Ohio seeks its own deal with Amphastar for heroin antidote
- New York recently reached a deal to get rebates for Amphastar's naloxone, used to counteract the effects of heroin and opioid overdoses. Now, Ohio state authorities are requesting their own price cuts.
- According to Ohio Attorney General Mike DeWine, the wholesale price of naloxone in Ohio was between $12.78 and $14.00 a vial in 2013, but jumped to $28.50 as of fall 2014. This is putting tremendous pressure on local health officials who treat addicts.
- Amphastar makes the most common formulation of naloxone used by police departments and governmental agencies to treat people who have overdosed on heroin or a prescription opioid.
Ohio's request for a rebate from Amphastar has a recent precedent in New York, where the Attorney General negotiated a $6-per-vial rebate earlier this month.
Although Amphastar stands by its contention that its prices are fair and are higher as a result of the rising costs of labor, energy, and raw materials, the president of Amphastar, Jason Shandell, has signaled that he is willing to negotiate with Ohio.

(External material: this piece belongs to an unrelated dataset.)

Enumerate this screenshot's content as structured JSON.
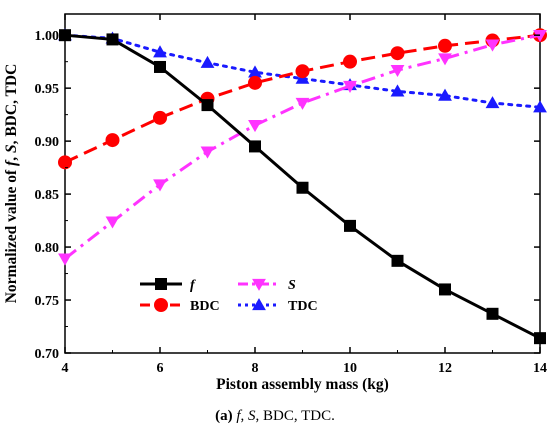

The question is: How many other states will join the rebate-requesting fray? Much of the Pacific Northwest and New England is grappling with scourge of heroin and opioid addiction. In Vermont, the crisis is so bad that Gov. Peter Shumlin (D) dedicated the entirety of his 2012 State of the State address to the epidemic. And Amphastar is sure to face some moral, as well as political, pressure to bring its prices back down to earth.